私自身が本が好きで、それが高じてブログを毎日のように書いている。それに伴ってかどうかは分からないのだが、毎日のように新刊・古本屋関係なく、本屋に行くことがある。大型の本屋に行くことが多いのだが、最近では小さな本屋に行くこともある。もっとも流行に棹されず独自の観点で本をチョイスしていることが印象的であることから、独特の本屋に行くことも最近では好きになってきている。
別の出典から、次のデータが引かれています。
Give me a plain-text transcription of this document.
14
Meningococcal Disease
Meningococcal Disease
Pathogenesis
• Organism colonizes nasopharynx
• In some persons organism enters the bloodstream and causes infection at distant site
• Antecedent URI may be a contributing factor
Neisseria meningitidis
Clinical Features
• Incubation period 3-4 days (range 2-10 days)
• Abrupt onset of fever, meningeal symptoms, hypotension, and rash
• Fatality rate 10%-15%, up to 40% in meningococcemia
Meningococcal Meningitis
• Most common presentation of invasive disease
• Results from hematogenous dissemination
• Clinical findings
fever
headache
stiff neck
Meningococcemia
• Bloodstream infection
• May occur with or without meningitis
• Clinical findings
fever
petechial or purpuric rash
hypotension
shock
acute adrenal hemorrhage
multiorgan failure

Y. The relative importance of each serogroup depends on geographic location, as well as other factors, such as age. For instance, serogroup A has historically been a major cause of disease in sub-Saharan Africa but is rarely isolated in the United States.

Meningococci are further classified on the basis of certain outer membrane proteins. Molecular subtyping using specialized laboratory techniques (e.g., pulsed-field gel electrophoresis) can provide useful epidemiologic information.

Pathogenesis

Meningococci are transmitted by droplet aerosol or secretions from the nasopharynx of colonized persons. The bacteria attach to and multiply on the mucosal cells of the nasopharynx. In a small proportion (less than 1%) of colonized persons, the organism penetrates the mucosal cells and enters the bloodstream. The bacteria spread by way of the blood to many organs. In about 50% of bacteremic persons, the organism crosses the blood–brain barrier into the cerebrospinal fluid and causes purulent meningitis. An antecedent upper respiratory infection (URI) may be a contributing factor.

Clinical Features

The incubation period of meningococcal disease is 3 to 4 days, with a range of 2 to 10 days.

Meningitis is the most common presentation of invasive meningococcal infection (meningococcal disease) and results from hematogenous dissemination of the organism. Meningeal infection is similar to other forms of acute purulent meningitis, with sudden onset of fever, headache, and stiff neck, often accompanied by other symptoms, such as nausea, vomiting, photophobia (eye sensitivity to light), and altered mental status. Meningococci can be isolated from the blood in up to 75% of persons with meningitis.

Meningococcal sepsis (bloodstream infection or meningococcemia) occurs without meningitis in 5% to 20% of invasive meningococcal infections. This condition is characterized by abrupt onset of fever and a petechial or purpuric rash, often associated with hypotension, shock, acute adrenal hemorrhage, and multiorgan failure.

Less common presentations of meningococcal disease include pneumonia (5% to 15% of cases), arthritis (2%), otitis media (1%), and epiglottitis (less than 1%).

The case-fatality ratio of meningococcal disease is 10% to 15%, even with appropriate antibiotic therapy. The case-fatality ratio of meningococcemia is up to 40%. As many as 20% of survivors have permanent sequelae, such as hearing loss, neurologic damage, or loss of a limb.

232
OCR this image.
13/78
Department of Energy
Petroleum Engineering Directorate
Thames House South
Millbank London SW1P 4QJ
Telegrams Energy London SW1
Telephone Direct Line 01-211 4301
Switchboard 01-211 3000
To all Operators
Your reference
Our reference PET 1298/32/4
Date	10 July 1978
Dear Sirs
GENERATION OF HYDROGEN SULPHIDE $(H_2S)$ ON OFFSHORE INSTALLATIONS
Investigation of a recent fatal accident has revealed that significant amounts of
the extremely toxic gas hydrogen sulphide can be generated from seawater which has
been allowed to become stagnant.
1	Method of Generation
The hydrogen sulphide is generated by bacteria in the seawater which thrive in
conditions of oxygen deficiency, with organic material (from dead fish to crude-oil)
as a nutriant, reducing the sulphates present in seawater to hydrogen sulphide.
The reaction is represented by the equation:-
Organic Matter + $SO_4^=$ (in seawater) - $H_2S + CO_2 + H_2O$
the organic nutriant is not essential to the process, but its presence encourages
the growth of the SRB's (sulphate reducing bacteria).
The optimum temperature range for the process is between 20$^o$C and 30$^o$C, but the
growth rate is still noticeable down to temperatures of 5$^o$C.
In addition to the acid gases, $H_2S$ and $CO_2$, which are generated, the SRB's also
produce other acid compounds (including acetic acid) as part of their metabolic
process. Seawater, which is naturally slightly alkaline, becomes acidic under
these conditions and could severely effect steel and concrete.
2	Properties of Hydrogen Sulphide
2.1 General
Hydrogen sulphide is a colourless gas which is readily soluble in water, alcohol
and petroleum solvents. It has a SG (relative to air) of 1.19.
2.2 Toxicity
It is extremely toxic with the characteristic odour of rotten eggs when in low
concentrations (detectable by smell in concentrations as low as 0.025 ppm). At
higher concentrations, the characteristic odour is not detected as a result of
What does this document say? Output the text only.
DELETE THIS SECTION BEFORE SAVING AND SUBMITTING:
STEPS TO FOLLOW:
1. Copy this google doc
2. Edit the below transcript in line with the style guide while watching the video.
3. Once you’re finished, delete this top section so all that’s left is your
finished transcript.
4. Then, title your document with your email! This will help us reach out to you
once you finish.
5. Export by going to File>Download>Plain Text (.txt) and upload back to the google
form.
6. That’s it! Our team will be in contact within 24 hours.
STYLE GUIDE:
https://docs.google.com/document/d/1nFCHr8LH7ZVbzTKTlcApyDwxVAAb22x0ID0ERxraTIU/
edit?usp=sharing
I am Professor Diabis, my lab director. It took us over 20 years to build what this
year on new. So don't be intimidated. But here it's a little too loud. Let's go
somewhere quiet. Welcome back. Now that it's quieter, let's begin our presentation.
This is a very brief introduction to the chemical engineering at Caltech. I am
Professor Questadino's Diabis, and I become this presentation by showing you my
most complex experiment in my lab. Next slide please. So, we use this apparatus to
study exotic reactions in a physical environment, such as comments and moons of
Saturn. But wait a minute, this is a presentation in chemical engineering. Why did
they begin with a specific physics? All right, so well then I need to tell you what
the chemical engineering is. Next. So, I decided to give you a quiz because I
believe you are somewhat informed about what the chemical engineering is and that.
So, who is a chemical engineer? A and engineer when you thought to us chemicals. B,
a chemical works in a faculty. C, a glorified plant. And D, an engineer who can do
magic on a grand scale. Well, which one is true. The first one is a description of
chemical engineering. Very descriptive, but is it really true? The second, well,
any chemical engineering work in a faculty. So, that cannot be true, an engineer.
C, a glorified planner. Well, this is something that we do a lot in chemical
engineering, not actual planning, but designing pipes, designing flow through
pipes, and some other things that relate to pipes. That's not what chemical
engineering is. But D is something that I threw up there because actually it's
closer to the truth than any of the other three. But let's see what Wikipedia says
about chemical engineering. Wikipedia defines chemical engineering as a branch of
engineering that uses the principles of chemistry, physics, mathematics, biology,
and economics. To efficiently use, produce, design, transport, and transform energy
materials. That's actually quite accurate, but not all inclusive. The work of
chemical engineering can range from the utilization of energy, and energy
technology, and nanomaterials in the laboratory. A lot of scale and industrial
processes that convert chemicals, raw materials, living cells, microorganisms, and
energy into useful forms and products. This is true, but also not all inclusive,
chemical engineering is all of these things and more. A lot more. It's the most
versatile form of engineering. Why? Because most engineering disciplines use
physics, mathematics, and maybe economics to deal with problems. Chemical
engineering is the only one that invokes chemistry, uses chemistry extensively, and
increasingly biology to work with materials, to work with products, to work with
もっとも本屋に限らず、出版業界は売上が右肩下がりであり、厳しい状況になっているのだが、実際は小さな出版社や本屋もできてきており、「大衆化」というよりも「独自化」といった風潮も見えてきている。著者は実際にブックコーディネーターとして、さらには本屋を設立した店主として、本屋のこれまでとこれからを取り上げている。
第1章「本屋のたのしみ」
私に取っての本屋は「桃源郷」であり「旅する場所」である。活字を通して様々なものを見出すことができ、そこから思いがけない一冊と出会うことができるようになる。本を探したり、立ち読みしたり、さらには書棚の変化を見出すことができるなど愉しみを挙げるだけでもきりがない。
第2章「本は定義できない」
巷で言う所の「本」は、ISBNコードによって定義づけられ、出版にて流通しているものと思われがちであるのだが、実際はそうではなく、定義自体が難しいものである。もっとも同人誌見たくISBNコードがない冊子でも内容が良いものもあり、書店でなくてもイベント限定で販売されるような本まで存在する。さらに言うと最近ではWebサイトや電子書籍などがあり、それを一冊の本のように読むことができるようになるなど、本の定義はどこにあるのかは定かではない。
第3章「本屋になるとはどういうことか」
そもそも本屋はどのようにしたらなれるのかという疑問を持つ人もいるかもしれない。本屋になりたい人にとって、「どうしてなりたいのか?」という疑問を持ってしまうのだが、その回答がここにある所と言える。
第4章「小売業としての本屋」
本屋は業種としては「小売業」に類する。本を中心にものを売っているというのであるのだが、その「小売業」の範疇に入らない所もまた本屋の魅力としてある。
第5章「本屋をダウンサイジングする」
「ダウンサイジング」とは簡単に言えば「小型化」である。冒頭でも取り上げた通り、新しい書店の多くは「小型」の書店として、独特のチョイスにて本を陳列するような所も少なくない。本屋だけの店舗もあれば、自宅やカフェを兼ねるようにした本屋も存在する、あるいは住宅地にあたかも「隠れ家」と言うような所での本屋もある。
第6章「本屋と掛け算する」
本屋にはありとあらゆる可能性を秘めている。本屋とカフェ、本屋と雑貨店などコラボレーションをするような本屋もあり、それが相乗効果を見出すことができる。その可能性を論じているのが本章である。
第7章「本屋を本業に取り込む」
もしあなたが別の仕事を本業にしているのであれば、本屋をつけるとどのようになるのかをシミュレーションしている。本業にこぎ着け「本」業もまた育てるという可能性があるのかどうかも含めて取り上げている。
第8章「本屋を本業から切り離す」
しかしながら本屋は本業の傍らで行えるほど甘くはない。その本屋を成長することができたのであれば本業を引き離して、本屋を築くようにした方が良いことを本章にてアドバイスをしている。
第9章「ぼくはこうして本屋になった」
著者自身の人生からどのようにして本屋になったのかを自ら綴っている。本に携わる人生を送った一方で、なぜ本屋になることへの思いが強くなり、本屋をつくっていったのかがよく分かる。
私自身、本屋は無くならないと思っている。本屋によって思いがけない出逢いを持つことができ、なおかつ、自分自身が知らなかった側面も見出すことができる。また本屋にも本屋独自の「顔」があり、それが自身の知的好奇心、いや「本」的好奇心を増長させる。本屋はまさに様々なものを秘めている。